The optimal goal for insulin therapy is to replicate physiological insulin levels normally found in the body, with rapid insulin action at meals and a slow decrease after meals.¹ With the advent of rapid-acting insulin analogs, the question becomes whether they are truly fast-acting or not. While they do appear to work faster than human insulin, a 2-hour time to maximum effect² does not seem “fast-acting” and perhaps reveals a marketing term as opposed to scientific validity.

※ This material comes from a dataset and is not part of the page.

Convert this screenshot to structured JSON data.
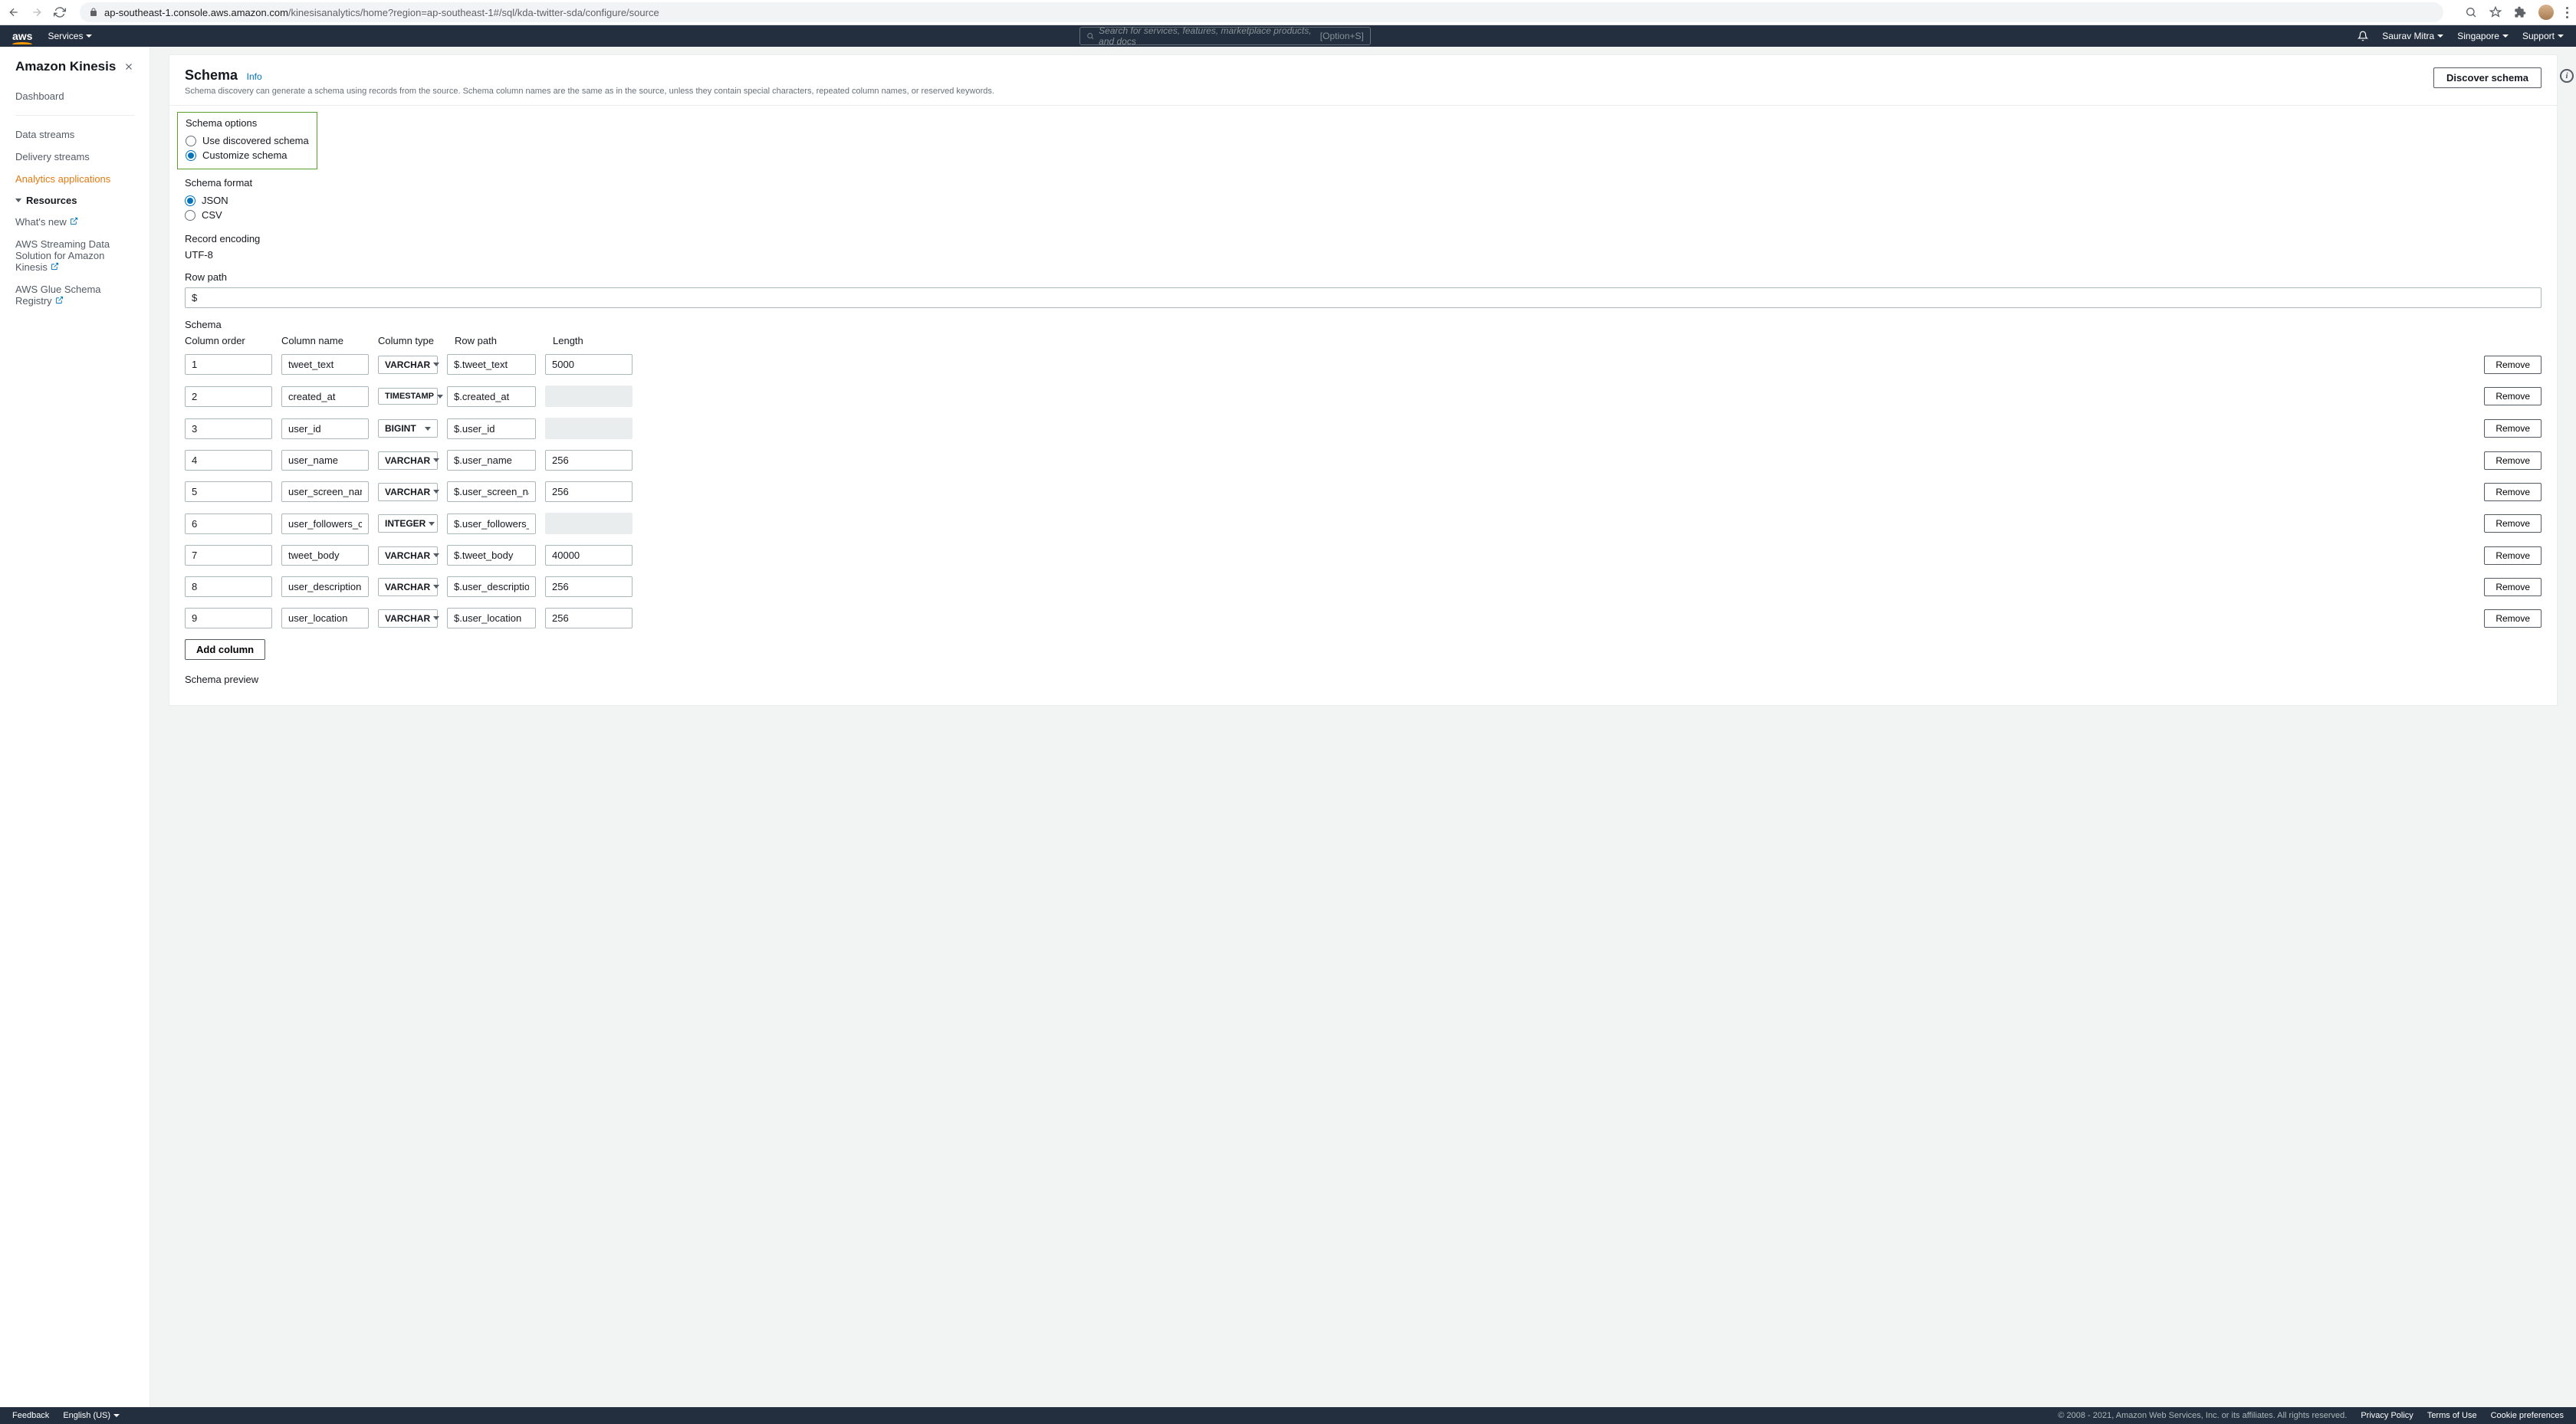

Prandial insulin analogs have shown advantages in patient with type 1 diabetes when compared with regular human insulin. Results based on a Cochrane Database review demonstrated a clear advantage of prandial insulin analogs over regular human insulin in HbA_1c results.³ Unfortunately, these results were not duplicated in patients with type 2 diabetes.⁴ In a very small study (23 patients with type 2 diabetes patients and 10 controls), insulin aspart significantly reduced the area under the curve for postprandial hyperglycemia, preserved flow-mediated vasodilation, and improved endothelial function compared to regular insulin.⁵ Another study demonstrated a partial reversal of myocardial perfusion abnormalities with the use of an insulin analog through the improvement of glucose control, when compared to regular insulin.⁶ However, this was also a very small study (n = 20) and more information is needed before making any conclusions. When reviewing data for analog use in continuous glucose monitoring/insulin pumps, lispro demonstrated significant improvements in glycated hemoglobin over regular human insulin and was preferred by patients.⁷ All in all, prandial analogs appear to show advantages over regular human insulin as can be seen in Table 1.

Three rapid-acting insulins that are appearing are biochaperone lispro, ultra-rapid lispro (URLi), and faster aspart. Biochaperone lispro and URLi have faster “on” times than lispro, while faster aspart is quite similar in timing to insulin aspart.^8-10 All of these new formulations have also shown improvements in postprandial blood glucose levels in both patients with type 1 and type 2 diabetes.^11-13 When reviewing its clinical efficacy and application, fast-acting insulin aspart effectively improved HbA_1c values in patients with type 1 diabetes and demonstrated superior postprandial glucose over insulin aspart.¹⁴ Faster aspart was also non-inferior to insulin aspart for basal-bolus regimens as for HbA_1c levels, with no differences in hypoglycemia rates, body weight, and safety data.¹⁵ When used in insulin pumps, faster aspart had slightly higher results in HbA_1c but had more favorable results with interstitial glucose and postprandial glucose findings.¹⁶ Overall, the new rapid-acting insulins have modest advantages over prandial analogues which are summarized in Table 2.